One day, I found myself thinking: if I can live without killing animals, then that's how I should live. Many animals have no choice in whether or not they eat other living beings; I don't have that luxury. I reached a tipping point where I could no longer justify the slaughter of living creatures for the benefit of my taste buds.

I went vegetarian in February. In May, while my wife was out of the country on business, I abandoned all animal products. Once I acclimated myself to soy milk, abandoning dairy and eggs was no sweat.

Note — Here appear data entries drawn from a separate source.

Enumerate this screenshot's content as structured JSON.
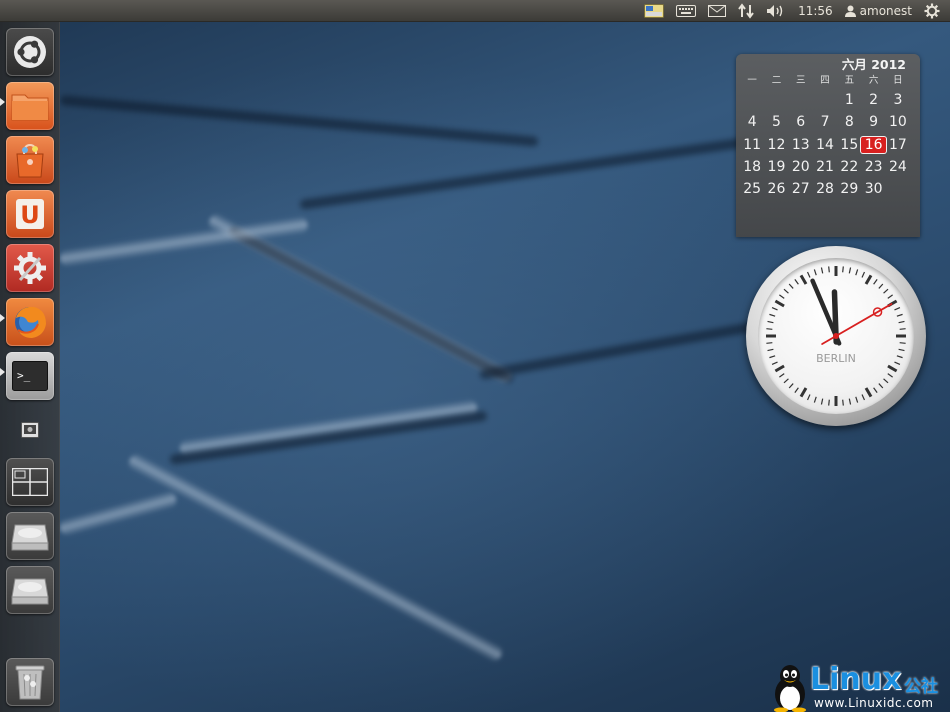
{
  "top_panel": {
    "tray_icons": [
      "indicator-applet-icon",
      "keyboard-icon",
      "mail-icon",
      "network-icon",
      "volume-icon"
    ],
    "clock": "11:56",
    "user": "amonest",
    "session_icon": "gear-icon"
  },
  "launcher": {
    "items": [
      {
        "name": "dash-home",
        "icon": "ubuntu-logo-icon"
      },
      {
        "name": "home-folder",
        "icon": "folder-icon",
        "running": true
      },
      {
        "name": "software-center",
        "icon": "shopping-bag-icon"
      },
      {
        "name": "ubuntu-one",
        "icon": "ubuntu-one-icon",
        "label": "U"
      },
      {
        "name": "system-settings",
        "icon": "settings-icon"
      },
      {
        "name": "firefox",
        "icon": "firefox-icon",
        "running": true
      },
      {
        "name": "terminal",
        "icon": "terminal-icon",
        "running": true,
        "label": ">_"
      },
      {
        "name": "screenshot",
        "icon": "screenshot-icon"
      },
      {
        "name": "workspace-switcher",
        "icon": "workspace-icon"
      },
      {
        "name": "drive-1",
        "icon": "hard-drive-icon"
      },
      {
        "name": "drive-2",
        "icon": "hard-drive-icon"
      },
      {
        "name": "trash",
        "icon": "trash-icon"
      }
    ]
  },
  "calendar": {
    "month_year": "六月 2012",
    "weekdays": [
      "一",
      "二",
      "三",
      "四",
      "五",
      "六",
      "日"
    ],
    "weeks": [
      [
        "",
        "",
        "",
        "",
        "1",
        "2",
        "3"
      ],
      [
        "4",
        "5",
        "6",
        "7",
        "8",
        "9",
        "10"
      ],
      [
        "11",
        "12",
        "13",
        "14",
        "15",
        "16",
        "17"
      ],
      [
        "18",
        "19",
        "20",
        "21",
        "22",
        "23",
        "24"
      ],
      [
        "25",
        "26",
        "27",
        "28",
        "29",
        "30",
        ""
      ]
    ],
    "today": "16",
    "today_color": "#d8201f"
  },
  "clock_widget": {
    "city": "BERLIN",
    "hour": 11,
    "minute": 56,
    "second": 10,
    "second_hand_color": "#d82020"
  },
  "watermark": {
    "brand": "Linux",
    "brand_cn": "公社",
    "url": "www.Linuxidc.com",
    "color": "#1a8fe0"
  }
}
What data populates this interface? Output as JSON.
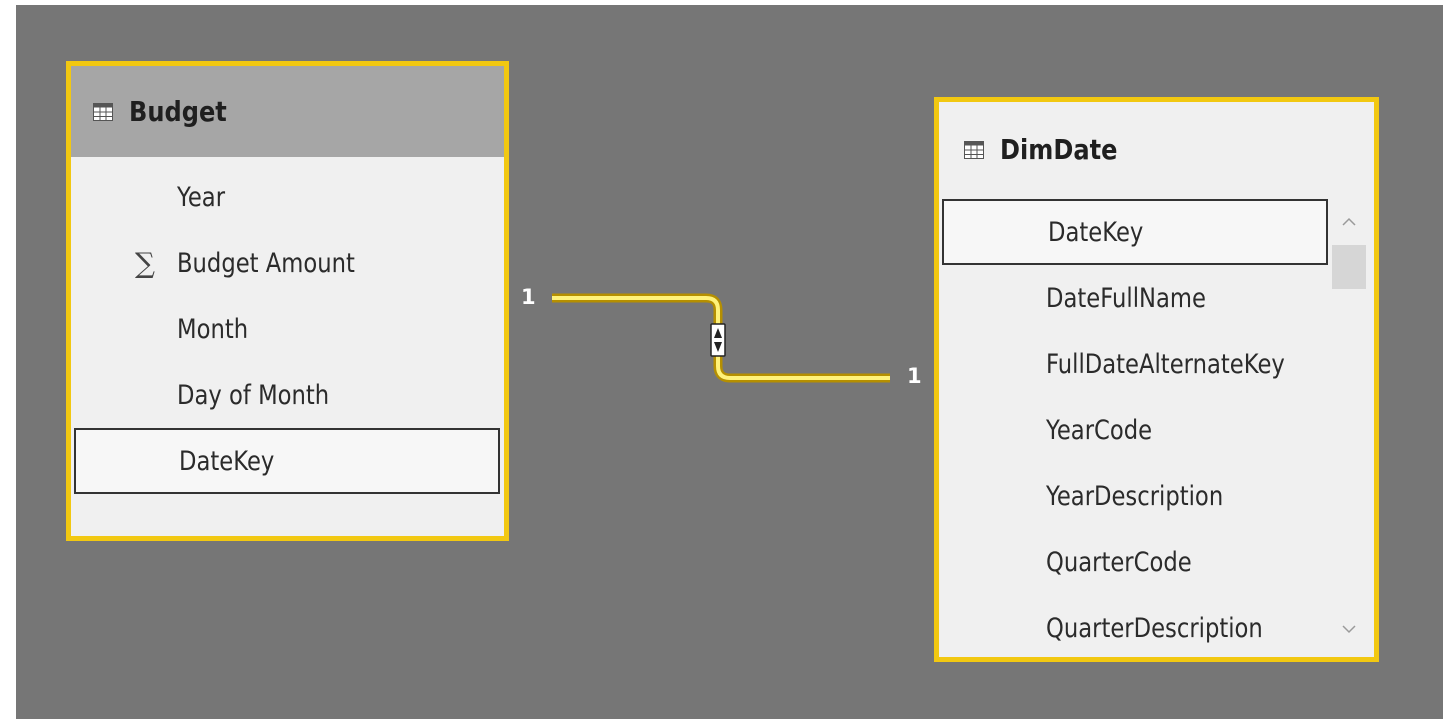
{
  "budget_table": {
    "title": "Budget",
    "icon": "table-icon",
    "fields": [
      {
        "label": "Year"
      },
      {
        "label": "Budget Amount",
        "icon": "sigma-icon"
      },
      {
        "label": "Month"
      },
      {
        "label": "Day of Month"
      },
      {
        "label": "DateKey",
        "selected": true
      }
    ]
  },
  "dimdate_table": {
    "title": "DimDate",
    "icon": "table-icon",
    "fields": [
      {
        "label": "DateKey",
        "selected": true
      },
      {
        "label": "DateFullName"
      },
      {
        "label": "FullDateAlternateKey"
      },
      {
        "label": "YearCode"
      },
      {
        "label": "YearDescription"
      },
      {
        "label": "QuarterCode"
      },
      {
        "label": "QuarterDescription"
      }
    ]
  },
  "relationship": {
    "from_cardinality": "1",
    "to_cardinality": "1",
    "cross_filter": "both-directions-icon"
  },
  "colors": {
    "canvas": "#767676",
    "highlight": "#f2c811",
    "card": "#f0f0f0",
    "header_selected": "#a6a6a6"
  }
}
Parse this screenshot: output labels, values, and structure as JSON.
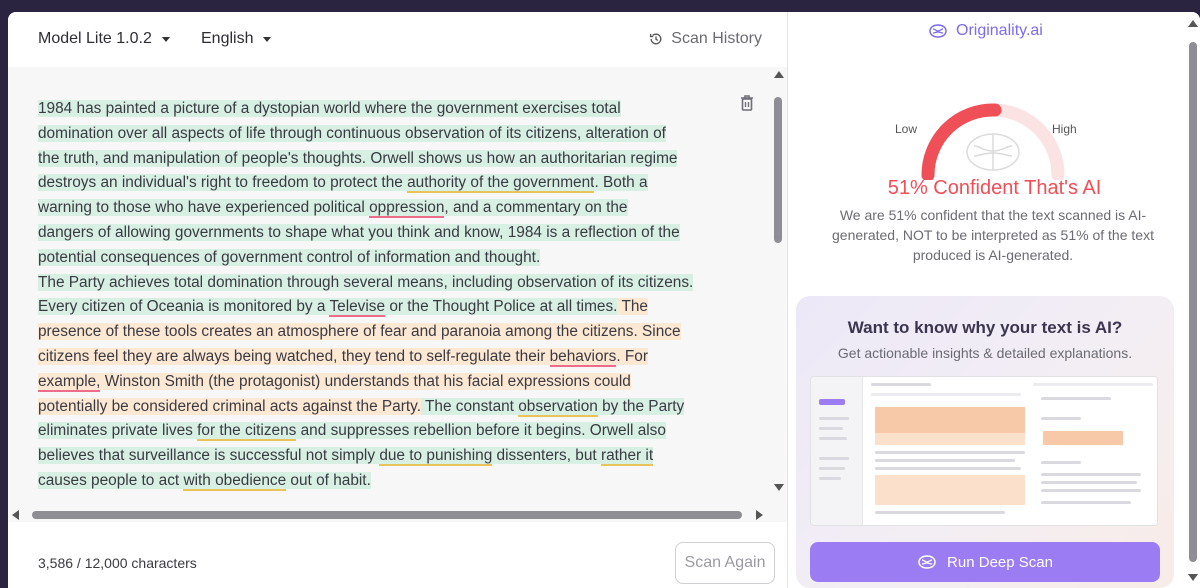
{
  "toolbar": {
    "model": "Model Lite 1.0.2",
    "language": "English",
    "history": "Scan History"
  },
  "editor": {
    "p": [
      "1984 has painted a picture of a dystopian world where the government exercises total",
      "domination over all aspects of life through continuous observation of its citizens, alteration of",
      "the truth, and manipulation of people's thoughts. Orwell shows us how an authoritarian regime",
      "destroys an individual's right to freedom to protect the ",
      "authority of the government",
      ". Both a",
      "warning to those who have experienced political ",
      "oppression",
      ", and a commentary on the",
      "dangers of allowing governments to shape what you think and know, 1984 is a reflection of the",
      "potential consequences of government control of information and thought.",
      "The Party achieves total domination through several means, including observation of its citizens.",
      "Every citizen of Oceania is monitored by a ",
      "Televise",
      " or the Thought Police at all times.",
      " The",
      "presence of these tools creates an atmosphere of fear and paranoia among the citizens. Since",
      "citizens feel they are always being watched, they tend to self-regulate their ",
      "behaviors",
      ". For",
      "example,",
      " Winston Smith (the protagonist) understands that his facial expressions could",
      "potentially be considered criminal acts against the Party.",
      " The constant ",
      "observation",
      " by the Party",
      "eliminates private lives ",
      "for the citizens",
      " and suppresses rebellion before it begins.",
      " Orwell also",
      "believes that surveillance is successful not simply ",
      "due to punishing",
      " dissenters, but ",
      "rather it",
      "causes people to act ",
      "with obedience",
      " out of habit."
    ],
    "char_count": "3,586 / 12,000 characters",
    "scan_again": "Scan Again"
  },
  "result": {
    "brand": "Originality.ai",
    "low": "Low",
    "high": "High",
    "confidence_percent": 51,
    "title": "51% Confident That's AI",
    "description": "We are 51% confident that the text scanned is AI-generated, NOT to be interpreted as 51% of the text produced is AI-generated."
  },
  "deep_scan": {
    "title": "Want to know why your text is AI?",
    "subtitle": "Get actionable insights & detailed explanations.",
    "button": "Run Deep Scan"
  },
  "colors": {
    "accent": "#9b7cf2",
    "ai_red": "#ef4f57",
    "human_green": "#d8efe4",
    "ai_orange": "#fde8d3"
  }
}
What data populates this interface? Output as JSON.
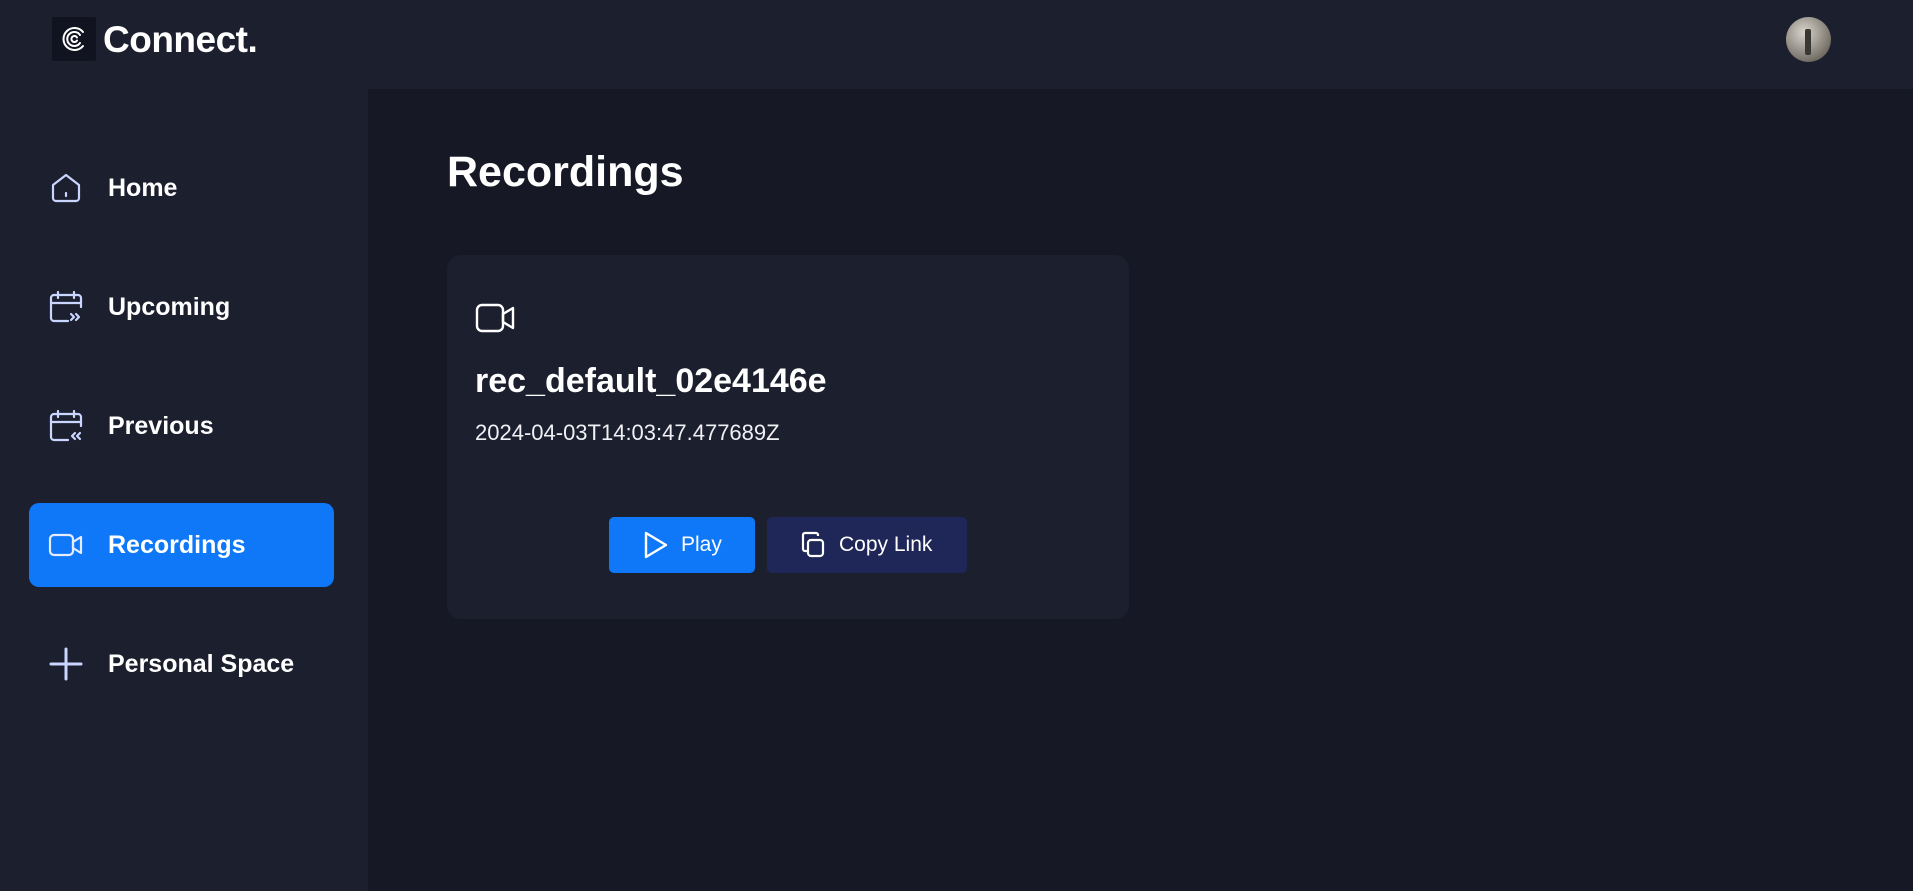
{
  "app": {
    "brand": "Connect.",
    "logo_icon": "c-logo-icon",
    "avatar": "user-avatar"
  },
  "sidebar": {
    "items": [
      {
        "label": "Home",
        "icon": "home-icon",
        "active": false
      },
      {
        "label": "Upcoming",
        "icon": "calendar-upcoming-icon",
        "active": false
      },
      {
        "label": "Previous",
        "icon": "calendar-previous-icon",
        "active": false
      },
      {
        "label": "Recordings",
        "icon": "video-icon",
        "active": true
      },
      {
        "label": "Personal Space",
        "icon": "plus-icon",
        "active": false
      }
    ]
  },
  "main": {
    "title": "Recordings",
    "recordings": [
      {
        "icon": "video-icon",
        "name": "rec_default_02e4146e",
        "timestamp": "2024-04-03T14:03:47.477689Z",
        "play_label": "Play",
        "copy_label": "Copy Link"
      }
    ]
  },
  "colors": {
    "background": "#161925",
    "panel": "#1c1f2e",
    "accent": "#0e78f9",
    "secondary_button": "#1e2757"
  }
}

The odd thing is, I don't miss meat, eggs or dairy. Not at all. I don't have any days where I salivate over cheeseburger mirages. I remain physically active, which allows me to eat until I'm well and full. I eat good food - delicious whole wheat bread I make myself, vegan pancakes, oatmeal and fruit, zesty Thai and Indian dishes, hearty pastas, "meaty" Mexican salads, sumptuous cakes and desserts. I have so much variety in my diet that I never feel deprived. To the contrary: I feel liberated. I weigh in at 160 lbs., and can slip into a size 30 jean for the first time since my teens. My energy is over the top; I feel light on my feet. And I sit down to every meal secure in the knowledge that I've adopted the least impact, most humane diet on the planet.

I had to overcome a lot of misinformation and personal limitations before I went vegan. When it was time, it was time.